Reforma Tributária Acelera Doações de Imóveis e Redefine Planejamento Sucessório no Brasil
julho 25, 2026 | by cardminas
A promulgação da Reforma Tributária em dezembro de 2023 desencadeou um movimento significativo no mercado imobiliário brasileiro, com uma notável ascensão nas doações de imóveis em todo o país. Dados recentes do Colégio Notarial do Brasil (CNB) revelam que, somente em 2025, foram registradas 185.861 escrituras públicas de doação, um salto impressionante de 59% em comparação com as 116.225 formalizadas em 2020. Essa 'corrida' aos cartórios e à plataforma digital e-notariado reflete uma estratégia proativa de muitas famílias, buscando antecipar a transferência de patrimônio antes da plena vigência das novas diretrizes relacionadas ao Imposto sobre Transmissão Causa Mortis e Doação (ITCMD).
A Ascensão das Doações: Uma Resposta à Incerteza Tributária
O incremento no volume de doações é um claro indicativo da preocupação dos contribuintes com as mudanças iminentes. Embora a tendência de aumento já fosse observada desde 2020, conforme aponta o CNB, a aprovação da Reforma Tributária intensificou o processo, culminando no maior número de registros históricos em 2025. Eduardo Calais, presidente da entidade, reforça a expectativa de que esse crescimento continue, impulsionando ainda mais a lavratura de escrituras. Especialistas em planejamento patrimonial, como Joanna Oliveira Rezende Barbosa, confirmam um aumento nítido na procura por antecipação sucessória, seja por doações diretas a descendentes ou pela integralização de bens em holdings familiares.
Impactos do Novo ITCMD: Alíquotas e Base de Cálculo em Transformação
O ITCMD, um imposto de competência estadual e do Distrito Federal que incide sobre heranças e doações, está no centro das atenções. Com a Reforma Tributária, as alíquotas tendem a se tornar progressivas e diretamente proporcionais ao valor do bem, podendo atingir o teto de 8%. Além da potencial elevação dos percentuais, a Emenda nº 132/2023 estabelece uma mudança crucial na base de cálculo: o imposto passará a ser calculado sobre o valor de mercado do imóvel ou bem, e não mais sobre o valor patrimonial, que é, via de regra, inferior. Esta alteração tem um impacto direto no custo final da transmissão, tornando as doações futuras potencialmente mais onerosas.
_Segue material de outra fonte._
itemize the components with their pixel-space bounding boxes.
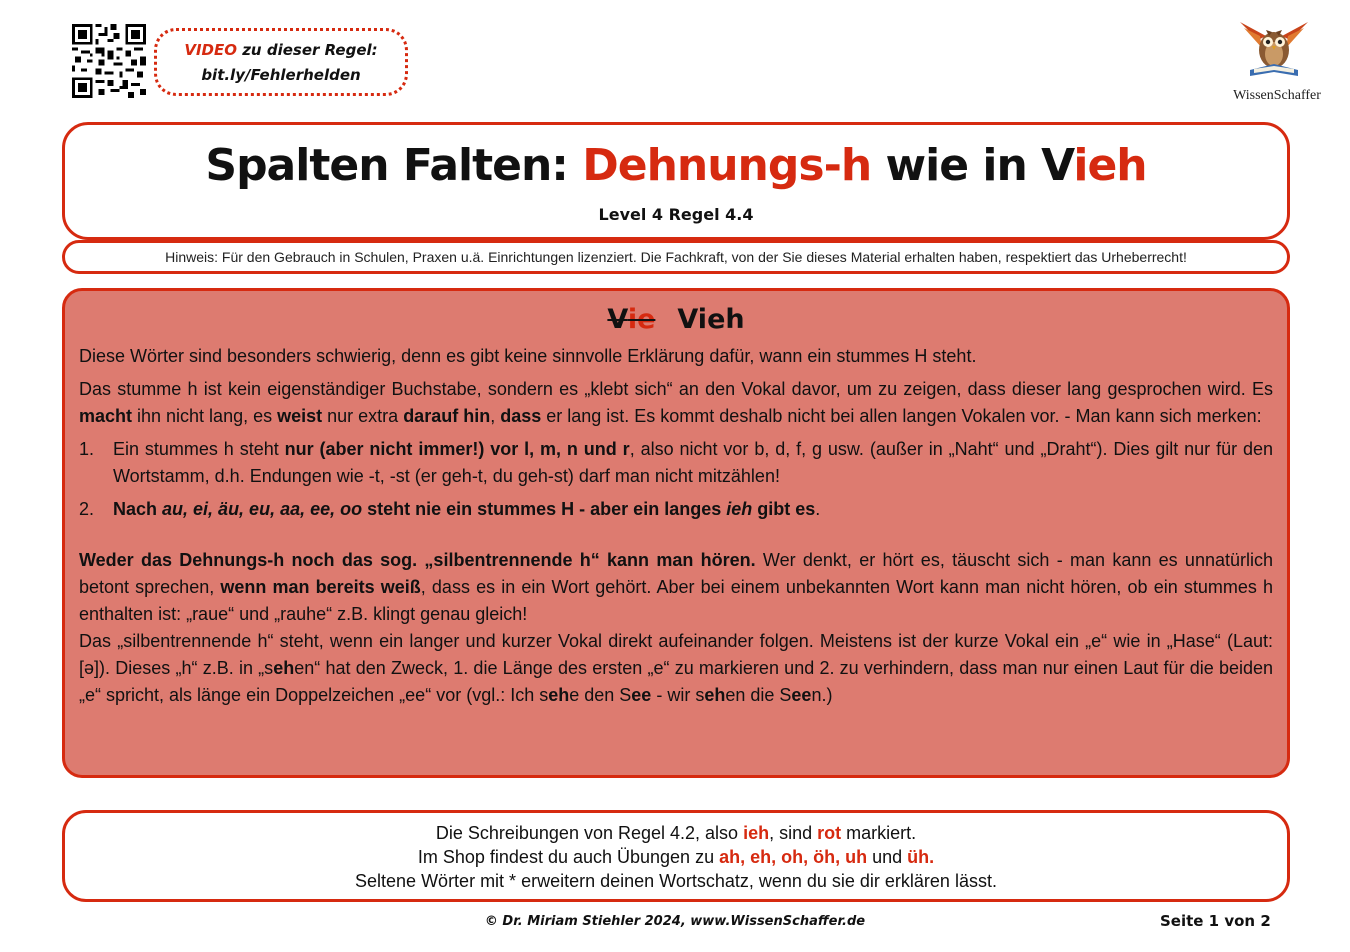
wrong-spelling	[607, 304, 655, 335]
list-item: 2. Nach au, ei, äu, eu, aa, ee, oo steht nie ein stummes H - aber ein langes ieh gibt es.	[79, 496, 1273, 523]
paragraph: Diese Wörter sind besonders schwierig, denn es gibt keine sinnvolle Erklärung dafür, wann ein stummes H steht.	[79, 346, 977, 366]
owl-logo-icon	[1236, 14, 1312, 84]
title-part: Spalten Falten:	[205, 140, 583, 191]
page-number: Seite 1 von 2	[1160, 912, 1271, 930]
title-box	[62, 122, 1290, 240]
wrong-letter: V	[607, 304, 628, 335]
example-heading	[79, 301, 1273, 343]
info-line: Die Schreibungen von Regel 4.2, also ieh, sind rot markiert.	[435, 823, 917, 843]
video-label: VIDEO	[184, 41, 237, 59]
paragraph: Weder das Dehnungs-h noch das sog. „silbentrennende h“ kann man hören. Wer denkt, er hört es, täuscht sich - man kann es unnatürlich betont sprechen, wenn man bereits weiß, dass es in ein Wort gehört. Aber bei einem unbekannten Wort kann man nicht hören, ob ein stummes h enthalten ist: „raue“ und „rauhe“ z.B. klingt genau gleich! Das „silbentrennende h“ steht, wenn ein langer und kurzer Vokal direkt aufeinander folgen. Meistens ist der kurze Vokal ein „e“ wie in „Hase“ (Laut: [ə]). Dieses „h“ z.B. in „sehen“ hat den Zweck, 1. die Länge des ersten „e“ zu markieren und 2. zu verhindern, dass man nur einen Laut für die beiden „e“ spricht, als länge ein Doppelzeichen „ee“ vor (vgl.: Ich sehe den See - wir sehen die Seen.)	[79, 550, 1273, 705]
copyright: © Dr. Miriam Stiehler 2024, www.WissenSchaffer.de	[484, 914, 866, 929]
info-line: Im Shop findest du auch Übungen zu ah, eh, oh, öh, uh und üh.	[417, 847, 935, 867]
info-box	[62, 810, 1290, 902]
list-item: 1. Ein stummes h steht nur (aber nicht immer!) vor l, m, n und r, also nicht vor b, d, f, g usw. (außer in „Naht“ und „Draht“). Dies gilt nur für den Wortstamm, d.h. Endungen wie -t, -st (er geh-t, du geh-st) darf man nicht mitzählen!	[79, 436, 1273, 490]
license-hint: Hinweis: Für den Gebrauch in Schulen, Praxen u.ä. Einrichtungen lizenziert. Die Fachkraft, von der Sie dieses Material erhalten haben, respektiert das Urheberrecht!	[62, 240, 1290, 274]
level-label: Level 4 Regel 4.4	[598, 205, 754, 224]
qr-code-icon	[72, 24, 146, 98]
page-title	[65, 137, 1287, 195]
correct-spelling: Vieh	[677, 304, 745, 335]
paragraph: Das stumme h ist kein eigenständiger Buchstabe, sondern es „klebt sich“ an den Vokal davor, um zu zeigen, dass dieser lang gesprochen wird. Es macht ihn nicht lang, es weist nur extra darauf hin, dass er lang ist. Es kommt deshalb nicht bei allen langen Vokalen vor. - Man kann sich merken:	[79, 379, 1273, 426]
title-highlight: ieh	[1073, 140, 1147, 191]
list-number: 1.	[79, 439, 95, 459]
video-link-box[interactable]	[154, 28, 408, 96]
title-part: wie in V	[871, 140, 1074, 191]
logo-text: WissenSchaffer	[1233, 88, 1321, 103]
title-highlight: Dehnungs-h	[582, 140, 872, 191]
main-panel	[62, 288, 1290, 778]
list-number: 2.	[79, 499, 95, 519]
video-link[interactable]: bit.ly/Fehlerhelden	[201, 66, 361, 84]
info-line: Seltene Wörter mit * erweitern deinen Wortschatz, wenn du sie dir erklären lässt.	[355, 871, 997, 891]
wrong-letters: ie	[627, 304, 656, 335]
video-text: zu dieser Regel:	[236, 41, 378, 59]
Cenários Estaduais e a Monitorização Legislativa
A autonomia dos estados para definir suas próprias alíquotas e prazos confere dinamicidade ao cenário. No Distrito Federal, por exemplo, o governo já aplica uma alíquota progressiva de 4% a 6%, independentemente do valor. Em São Paulo, o debate legislativo está acirrado, com projetos de lei que propõem tanto a redução da alíquota progressiva atual para um máximo de 4% quanto a instituição do teto de 8%. Essa movimentação legislativa está sendo atentamente monitorada pelas famílias e seus consultores. É crucial destacar que, conforme já definido pelo Supremo Tribunal Federal (STF), qualquer alteração na cobrança do ITCMD exige prévia aprovação e regulamentação pelo poder local, garantindo um período de adaptação e planejamento.
A Importância do Planejamento e os Riscos da Impulsividade
Diante da urgência imposta pela Reforma, especialistas alertam para a necessidade de cautela e planejamento. O advogado Matheus Bertolo Piconez sublinha que ações impulsivas podem gerar problemas complexos, inclusive no âmbito familiar. A doação de um bem sem a devida salvaguarda, como a reserva de usufruto, pode privar os doadores do controle e da renda gerada pelo patrimônio durante a vida. Um planejamento sucessório completo envolve não apenas a antecipação da transferência, mas também a definição clara dos termos do acordo e a garantia de recursos financeiros para cobrir despesas imediatas, como o próprio ITCMD e outros encargos inerentes à transação, evitando surpresas indesejadas.
Ferramentas e Orientações para uma Sucessão Segura
Para facilitar o processo e garantir a segurança jurídica, os cartórios de notas, por meio da plataforma e-notariado, oferecem a possibilidade de registrar escrituras remotamente. Geraldo Felipe de Souto, presidente da seção do Colégio Notarial do Brasil no Distrito Federal, destaca que é possível realizar o planejamento sucessório sem abrir mão do controle patrimonial, sendo a doação com reserva de usufruto uma das opções mais procuradas. Essa modalidade permite que o doador transfira a propriedade, mas mantenha o direito de usar e gozar do bem enquanto viver. A Reforma Tributária transformou o planejamento sucessório de uma preocupação futura em uma decisão premente, e os notários estão preparados para orientar as famílias na escolha das melhores alternativas para cada situação individual, assegurando uma transição patrimonial consciente e bem-sucedida.